# Metal cutting band saw



## jaded13640 (Jul 11, 2021)

I worked at a body shop a few years ago and they had taken a cheap Harbor Freight portable metal cutting band saw, screwed a plate to it and clamped it in a vise. I remember thinking, "I can do better than that". Finally the portable saws became cheaper and I happened to have the money at the time so I bought one and built a frame for it.

Here's a picture, I have quite a few more if anyone wants to see a different side or angle. I've been using it a lot lately it just really works great! I wish I'd done it years ago.

PS since I took this photo I made a larger plate for the workpiece table...what a difference!

Wayne


----------



## Alcap (Jul 12, 2021)

I myself have the same HF saw , made my stand of wood , not as nice as yours .   You found out is very handy . I seem to use mine all the time .


----------



## jaded13640 (Jul 12, 2021)

Yea, it sure is. I didn't expect it to work as well as a floor model machine that costs thousands of dollars. But I would say, considering what I have invested into this it works very well. Even excluding how little I have into it, it works damn good! You have to give it a little more time than you might have to give a larger machine. But as anyone that's used a larger machine can tell you, you don't cut fast either way. And this thing isn't exactly slow either... I'm actually impressed with how well it cuts I kind of expected it to be a deal where you say, "oh well, you get what you pay for".  I'd say I got way more than I paid for.


----------



## Eddyde (Jul 13, 2021)

Nice job! Yes, please post some more pictures.


----------



## jaded13640 (Jul 22, 2021)

ok


----------



## Tmate (Aug 10, 2021)

Mine works better than I thought it would too.  Great for small tasks for which it is too much trouble to lift my 7" x 12" Jet horizontal saw into the vertical position and install the table.


----------



## MrWhoopee (Aug 13, 2021)

I made mine from an extra 4x6 I had lying around. No extra bench space, so I made it free-standing. It's getting a lot of use.


----------



## Tmate (Aug 13, 2021)

MrWhoopee said:


> I made mine from an extra 4x6 I had lying around. No extra bench space, so I made it free-standing. It's getting a lot of use.



Could we have some more detailed pictures of how you mounted the saw to the base, and any modifications to the saw?


----------



## MrWhoopee (Aug 13, 2021)

Tmate said:


> Could we have some more detailed pictures of how you mounted the saw to the base, and any modifications to the saw?
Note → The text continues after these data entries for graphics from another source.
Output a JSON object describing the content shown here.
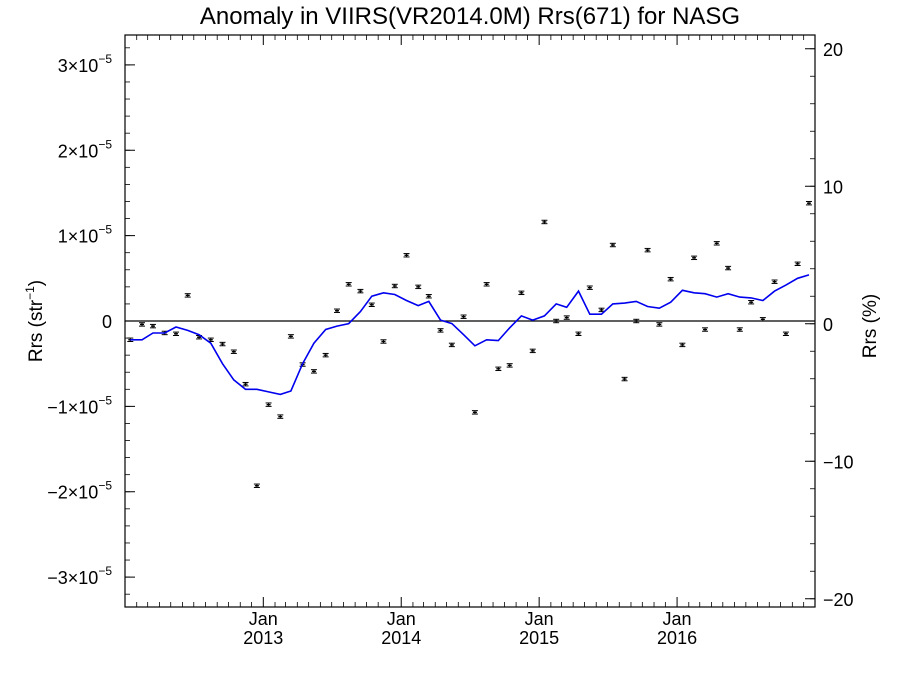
{
  "chart_data": {
    "type": "scatter",
    "title": "Anomaly in VIIRS(VR2014.0M) Rrs(671) for NASG",
    "ylabel_left": {
      "base": "Rrs (str",
      "sup": "−1",
      "close": ")"
    },
    "ylabel_right": "Rrs (%)",
    "xlim": [
      "2012-01-01",
      "2016-12-31"
    ],
    "ylim_left": [
      -3.35e-05,
      3.35e-05
    ],
    "ylim_right": [
      -20.6,
      21.0
    ],
    "left_ticks": [
      {
        "value": -3e-05,
        "mant": "−3×10",
        "exp": "−5"
      },
      {
        "value": -2e-05,
        "mant": "−2×10",
        "exp": "−5"
      },
      {
        "value": -1e-05,
        "mant": "−1×10",
        "exp": "−5"
      },
      {
        "value": 0,
        "mant": "0",
        "exp": ""
      },
      {
        "value": 1e-05,
        "mant": "1×10",
        "exp": "−5"
      },
      {
        "value": 2e-05,
        "mant": "2×10",
        "exp": "−5"
      },
      {
        "value": 3e-05,
        "mant": "3×10",
        "exp": "−5"
      }
    ],
    "right_ticks": [
      {
        "value": -20,
        "label": "−20"
      },
      {
        "value": -10,
        "label": "−10"
      },
      {
        "value": 0,
        "label": "0"
      },
      {
        "value": 10,
        "label": "10"
      },
      {
        "value": 20,
        "label": "20"
      }
    ],
    "x_ticks": [
      {
        "date": "2013-01-01",
        "month": "Jan",
        "year": "2013"
      },
      {
        "date": "2014-01-01",
        "month": "Jan",
        "year": "2014"
      },
      {
        "date": "2015-01-01",
        "month": "Jan",
        "year": "2015"
      },
      {
        "date": "2016-01-01",
        "month": "Jan",
        "year": "2016"
      }
    ],
    "zero_line": 0,
    "points": [
      {
        "x": "2012-01-15",
        "y": -2.2e-06
      },
      {
        "x": "2012-02-15",
        "y": -4e-07
      },
      {
        "x": "2012-03-15",
        "y": -6e-07
      },
      {
        "x": "2012-04-15",
        "y": -1.4e-06
      },
      {
        "x": "2012-05-15",
        "y": -1.5e-06
      },
      {
        "x": "2012-06-15",
        "y": 3e-06
      },
      {
        "x": "2012-07-15",
        "y": -1.9e-06
      },
      {
        "x": "2012-08-15",
        "y": -2.2e-06
      },
      {
        "x": "2012-09-15",
        "y": -2.7e-06
      },
      {
        "x": "2012-10-15",
        "y": -3.6e-06
      },
      {
        "x": "2012-11-15",
        "y": -7.4e-06
      },
      {
        "x": "2012-12-15",
        "y": -1.93e-05
      },
      {
        "x": "2013-01-15",
        "y": -9.8e-06
      },
      {
        "x": "2013-02-15",
        "y": -1.12e-05
      },
      {
        "x": "2013-03-15",
        "y": -1.8e-06
      },
      {
        "x": "2013-04-15",
        "y": -5.1e-06
      },
      {
        "x": "2013-05-15",
        "y": -5.9e-06
      },
      {
        "x": "2013-06-15",
        "y": -4e-06
      },
      {
        "x": "2013-07-15",
        "y": 1.2e-06
      },
      {
        "x": "2013-08-15",
        "y": 4.3e-06
      },
      {
        "x": "2013-09-15",
        "y": 3.5e-06
      },
      {
        "x": "2013-10-15",
        "y": 1.9e-06
      },
      {
        "x": "2013-11-15",
        "y": -2.4e-06
      },
      {
        "x": "2013-12-15",
        "y": 4.1e-06
      },
      {
        "x": "2014-01-15",
        "y": 7.7e-06
      },
      {
        "x": "2014-02-15",
        "y": 4e-06
      },
      {
        "x": "2014-03-15",
        "y": 2.9e-06
      },
      {
        "x": "2014-04-15",
        "y": -1.1e-06
      },
      {
        "x": "2014-05-15",
        "y": -2.8e-06
      },
      {
        "x": "2014-06-15",
        "y": 5e-07
      },
      {
        "x": "2014-07-15",
        "y": -1.07e-05
      },
      {
        "x": "2014-08-15",
        "y": 4.3e-06
      },
      {
        "x": "2014-09-15",
        "y": -5.6e-06
      },
      {
        "x": "2014-10-15",
        "y": -5.2e-06
      },
      {
        "x": "2014-11-15",
        "y": 3.3e-06
      },
      {
        "x": "2014-12-15",
        "y": -3.5e-06
      },
      {
        "x": "2015-01-15",
        "y": 1.16e-05
      },
      {
        "x": "2015-02-15",
        "y": 0.0
      },
      {
        "x": "2015-03-15",
        "y": 4e-07
      },
      {
        "x": "2015-04-15",
        "y": -1.5e-06
      },
      {
        "x": "2015-05-15",
        "y": 3.9e-06
      },
      {
        "x": "2015-06-15",
        "y": 1.3e-06
      },
      {
        "x": "2015-07-15",
        "y": 8.9e-06
      },
      {
        "x": "2015-08-15",
        "y": -6.8e-06
      },
      {
        "x": "2015-09-15",
        "y": 0.0
      },
      {
        "x": "2015-10-15",
        "y": 8.3e-06
      },
      {
        "x": "2015-11-15",
        "y": -4e-07
      },
      {
        "x": "2015-12-15",
        "y": 4.9e-06
      },
      {
        "x": "2016-01-15",
        "y": -2.8e-06
      },
      {
        "x": "2016-02-15",
        "y": 7.4e-06
      },
      {
        "x": "2016-03-15",
        "y": -1e-06
      },
      {
        "x": "2016-04-15",
        "y": 9.1e-06
      },
      {
        "x": "2016-05-15",
        "y": 6.2e-06
      },
      {
        "x": "2016-06-15",
        "y": -1e-06
      },
      {
        "x": "2016-07-15",
        "y": 2.2e-06
      },
      {
        "x": "2016-08-15",
        "y": 2e-07
      },
      {
        "x": "2016-09-15",
        "y": 4.6e-06
      },
      {
        "x": "2016-10-15",
        "y": -1.5e-06
      },
      {
        "x": "2016-11-15",
        "y": 6.7e-06
      },
      {
        "x": "2016-12-15",
        "y": 1.38e-05
      }
    ],
    "error_halfwidth": 2e-07,
    "smooth_line": {
      "color": "#0000ee",
      "points": [
        {
          "x": "2012-01-15",
          "y": -2.2e-06
        },
        {
          "x": "2012-02-15",
          "y": -2.2e-06
        },
        {
          "x": "2012-03-15",
          "y": -1.4e-06
        },
        {
          "x": "2012-04-15",
          "y": -1.4e-06
        },
        {
          "x": "2012-05-15",
          "y": -7e-07
        },
        {
          "x": "2012-06-15",
          "y": -1.1e-06
        },
        {
          "x": "2012-07-15",
          "y": -1.6e-06
        },
        {
          "x": "2012-08-15",
          "y": -2.6e-06
        },
        {
          "x": "2012-09-15",
          "y": -5e-06
        },
        {
          "x": "2012-10-15",
          "y": -6.9e-06
        },
        {
          "x": "2012-11-15",
          "y": -8e-06
        },
        {
          "x": "2012-12-15",
          "y": -8e-06
        },
        {
          "x": "2013-01-15",
          "y": -8.3e-06
        },
        {
          "x": "2013-02-15",
          "y": -8.6e-06
        },
        {
          "x": "2013-03-15",
          "y": -8.2e-06
        },
        {
          "x": "2013-04-15",
          "y": -5e-06
        },
        {
          "x": "2013-05-15",
          "y": -2.6e-06
        },
        {
          "x": "2013-06-15",
          "y": -1e-06
        },
        {
          "x": "2013-07-15",
          "y": -6e-07
        },
        {
          "x": "2013-08-15",
          "y": -3e-07
        },
        {
          "x": "2013-09-15",
          "y": 1.1e-06
        },
        {
          "x": "2013-10-15",
          "y": 2.9e-06
        },
        {
          "x": "2013-11-15",
          "y": 3.3e-06
        },
        {
          "x": "2013-12-15",
          "y": 3.1e-06
        },
        {
          "x": "2014-01-15",
          "y": 2.4e-06
        },
        {
          "x": "2014-02-15",
          "y": 1.8e-06
        },
        {
          "x": "2014-03-15",
          "y": 2.3e-06
        },
        {
          "x": "2014-04-15",
          "y": 1e-07
        },
        {
          "x": "2014-05-15",
          "y": -3e-07
        },
        {
          "x": "2014-06-15",
          "y": -1.6e-06
        },
        {
          "x": "2014-07-15",
          "y": -2.9e-06
        },
        {
          "x": "2014-08-15",
          "y": -2.2e-06
        },
        {
          "x": "2014-09-15",
          "y": -2.3e-06
        },
        {
          "x": "2014-10-15",
          "y": -8e-07
        },
        {
          "x": "2014-11-15",
          "y": 6e-07
        },
        {
          "x": "2014-12-15",
          "y": 1e-07
        },
        {
          "x": "2015-01-15",
          "y": 6e-07
        },
        {
          "x": "2015-02-15",
          "y": 2e-06
        },
        {
          "x": "2015-03-15",
          "y": 1.6e-06
        },
        {
          "x": "2015-04-15",
          "y": 3.5e-06
        },
        {
          "x": "2015-05-15",
          "y": 8e-07
        },
        {
          "x": "2015-06-15",
          "y": 8e-07
        },
        {
          "x": "2015-07-15",
          "y": 2e-06
        },
        {
          "x": "2015-08-15",
          "y": 2.1e-06
        },
        {
          "x": "2015-09-15",
          "y": 2.3e-06
        },
        {
          "x": "2015-10-15",
          "y": 1.7e-06
        },
        {
          "x": "2015-11-15",
          "y": 1.5e-06
        },
        {
          "x": "2015-12-15",
          "y": 2.2e-06
        },
        {
          "x": "2016-01-15",
          "y": 3.6e-06
        },
        {
          "x": "2016-02-15",
          "y": 3.3e-06
        },
        {
          "x": "2016-03-15",
          "y": 3.2e-06
        },
        {
          "x": "2016-04-15",
          "y": 2.8e-06
        },
        {
          "x": "2016-05-15",
          "y": 3.2e-06
        },
        {
          "x": "2016-06-15",
          "y": 2.8e-06
        },
        {
          "x": "2016-07-15",
          "y": 2.7e-06
        },
        {
          "x": "2016-08-15",
          "y": 2.4e-06
        },
        {
          "x": "2016-09-15",
          "y": 3.5e-06
        },
        {
          "x": "2016-10-15",
          "y": 4.2e-06
        },
        {
          "x": "2016-11-15",
          "y": 5e-06
        },
        {
          "x": "2016-12-15",
          "y": 5.4e-06
        }
      ]
    },
    "grid": false,
    "legend": "none"
  }
}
The object was to get more throat, in the standard config it is only about 2 in. I made replacement blade guide support arms that are square to the wheels, removing the twist in the blade. That got a little over 5 in. of throat. I then milled out a section of the stiffening rib on the casting which got me to just under 6 in. That is the only modification to the head. The mounting bracket attaches to the bosses that support the motor and the bolt holes that attach the angled head pivot bracket. 
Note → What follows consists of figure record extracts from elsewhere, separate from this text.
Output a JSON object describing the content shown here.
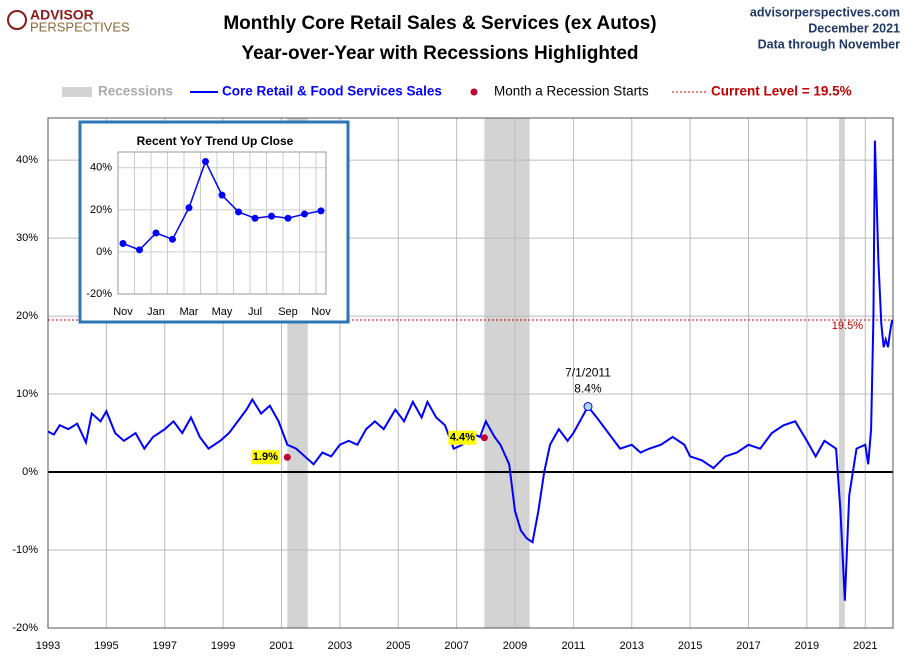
{
  "logo": [
    "ADVISOR",
    "PERSPECTIVES"
  ],
  "chart_data": [
    {
      "type": "line",
      "title": "Monthly Core Retail Sales & Services (ex Autos)",
      "subtitle": "Year-over-Year with Recessions Highlighted",
      "source": [
        "advisorperspectives.com",
        "December 2021",
        "Data through November"
      ],
      "xlim": [
        1993,
        2021.95
      ],
      "xticks": [
        1993,
        1995,
        1997,
        1999,
        2001,
        2003,
        2005,
        2007,
        2009,
        2011,
        2013,
        2015,
        2017,
        2019,
        2021
      ],
      "ylim": [
        -20,
        45.4
      ],
      "yticks": [
        {
          "value": -20,
          "label": "-20%"
        },
        {
          "value": -10,
          "label": "-10%"
        },
        {
          "value": 0,
          "label": "0%"
        },
        {
          "value": 10,
          "label": "10%"
        },
        {
          "value": 20,
          "label": "20%"
        },
        {
          "value": 30,
          "label": "30%"
        },
        {
          "value": 40,
          "label": "40%"
        }
      ],
      "grid": true,
      "recessions": {
        "name": "Recessions",
        "color": "#d3d3d3",
        "spans": [
          [
            2001.2,
            2001.9
          ],
          [
            2007.95,
            2009.5
          ],
          [
            2020.1,
            2020.3
          ]
        ]
      },
      "series": [
        {
          "name": "Core Retail & Food Services Sales",
          "color": "#0000ff",
          "x": [
            1993,
            1993.2,
            1993.4,
            1993.7,
            1994,
            1994.3,
            1994.5,
            1994.8,
            1995,
            1995.3,
            1995.6,
            1996,
            1996.3,
            1996.6,
            1997,
            1997.3,
            1997.6,
            1997.9,
            1998.2,
            1998.5,
            1998.9,
            1999.2,
            1999.5,
            1999.8,
            2000,
            2000.3,
            2000.6,
            2000.9,
            2001.2,
            2001.5,
            2001.8,
            2002.1,
            2002.4,
            2002.7,
            2003,
            2003.3,
            2003.6,
            2003.9,
            2004.2,
            2004.5,
            2004.9,
            2005.2,
            2005.5,
            2005.8,
            2006,
            2006.3,
            2006.6,
            2006.9,
            2007.2,
            2007.5,
            2007.8,
            2008,
            2008.3,
            2008.5,
            2008.8,
            2009,
            2009.2,
            2009.4,
            2009.6,
            2009.8,
            2010,
            2010.2,
            2010.5,
            2010.8,
            2011,
            2011.5,
            2011.8,
            2012,
            2012.3,
            2012.6,
            2013,
            2013.3,
            2013.6,
            2014,
            2014.4,
            2014.8,
            2015,
            2015.4,
            2015.8,
            2016.2,
            2016.6,
            2017,
            2017.4,
            2017.8,
            2018.2,
            2018.6,
            2019,
            2019.3,
            2019.6,
            2020,
            2020.15,
            2020.3,
            2020.45,
            2020.7,
            2021,
            2021.1,
            2021.2,
            2021.28,
            2021.33,
            2021.45,
            2021.55,
            2021.63,
            2021.7,
            2021.78,
            2021.85,
            2021.92
          ],
          "values": [
            5.2,
            4.8,
            6,
            5.5,
            6.2,
            3.8,
            7.5,
            6.5,
            7.8,
            5,
            4,
            5,
            3,
            4.5,
            5.5,
            6.5,
            5,
            7,
            4.5,
            3,
            4,
            5,
            6.5,
            8,
            9.3,
            7.5,
            8.5,
            6.5,
            3.5,
            3,
            2,
            1,
            2.5,
            2,
            3.5,
            4,
            3.5,
            5.5,
            6.5,
            5.5,
            8,
            6.5,
            9,
            7,
            9,
            7,
            6,
            3,
            3.5,
            5,
            4.5,
            6.5,
            4.5,
            3.5,
            1,
            -5,
            -7.5,
            -8.5,
            -9,
            -5,
            0,
            3.5,
            5.5,
            4,
            5,
            8.4,
            7,
            6,
            4.5,
            3,
            3.5,
            2.5,
            3,
            3.5,
            4.5,
            3.5,
            2,
            1.5,
            0.5,
            2,
            2.5,
            3.5,
            3,
            5,
            6,
            6.5,
            4,
            2,
            4,
            3,
            -5,
            -16.5,
            -3,
            3,
            3.5,
            1,
            5.5,
            20,
            42.5,
            27,
            19,
            16,
            17,
            16,
            18,
            19.5
          ]
        }
      ],
      "recession_starts": {
        "name": "Month a Recession Starts",
        "color": "#c00030",
        "points": [
          {
            "x": 2001.2,
            "y": 1.9,
            "label": "1.9%"
          },
          {
            "x": 2007.95,
            "y": 4.4,
            "label": "4.4%"
          }
        ]
      },
      "annotation": {
        "x": 2011.5,
        "y": 8.4,
        "date": "7/1/2011",
        "label": "8.4%"
      },
      "current": {
        "name": "Current Level = 19.5%",
        "color": "#c00000",
        "value": 19.5,
        "label": "19.5%"
      }
    },
    {
      "type": "line",
      "title": "Recent  YoY Trend Up Close",
      "categories": [
        "Nov",
        null,
        "Jan",
        null,
        "Mar",
        null,
        "May",
        null,
        "Jul",
        null,
        "Sep",
        null,
        "Nov"
      ],
      "values": [
        4,
        1,
        9,
        6,
        21,
        43,
        27,
        19,
        16,
        17,
        16,
        18,
        19.5
      ],
      "color": "#0000ff",
      "ylim": [
        -20,
        47.5
      ],
      "yticks": [
        {
          "value": -20,
          "label": "-20%"
        },
        {
          "value": 0,
          "label": "0%"
        },
        {
          "value": 20,
          "label": "20%"
        },
        {
          "value": 40,
          "label": "40%"
        }
      ],
      "grid": true
    }
  ]
}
If needed, it could be returned to its original configuration.


----------



## Winegrower (Aug 13, 2021)

Huh, this is all very interesting.   I have a big horizontal saw, that’s excellent for chopping thru 6” steel rounds and such, but for a small delicate corner cutout it’s pretty useless.  A slitting saw on the mill works sometimes, but there is a couple minutes of setup time.   That’s not fast, either.  Lately I have been using a cut down hacksaw blade in the die filer…it works, but just not great.
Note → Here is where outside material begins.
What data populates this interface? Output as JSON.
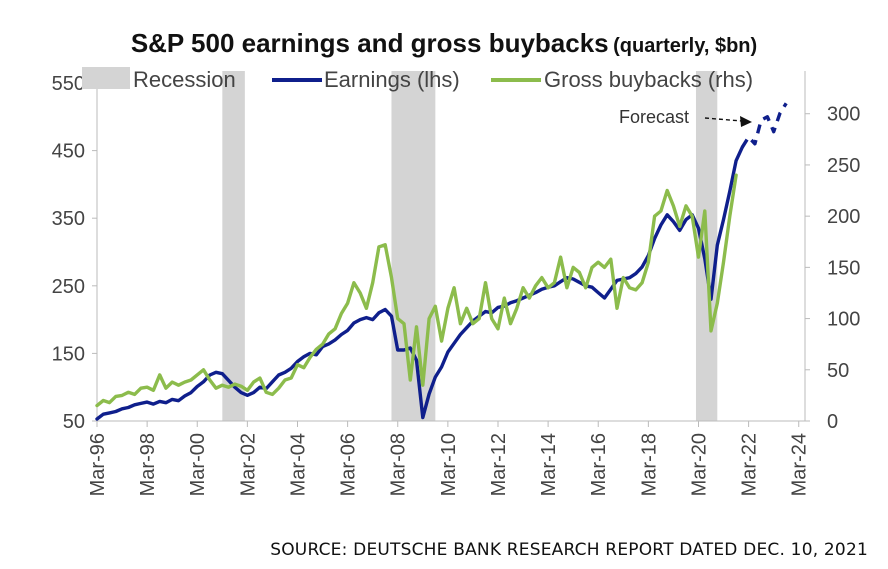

I am really close to deciding if I want to do what Mr. Whoopee did.  But I would rather have a DoAll.


----------



## MrWhoopee (Aug 13, 2021)

Winegrower said:


> But I would rather have a DoAll.


If I only had the money and the space.


----------



## Tmate (Aug 13, 2021)

Winegrower said:


> I am really close to deciding if I want to do what Mr. Whoopee did. But I would rather have a DoAll.



Wouldn't we all!


----------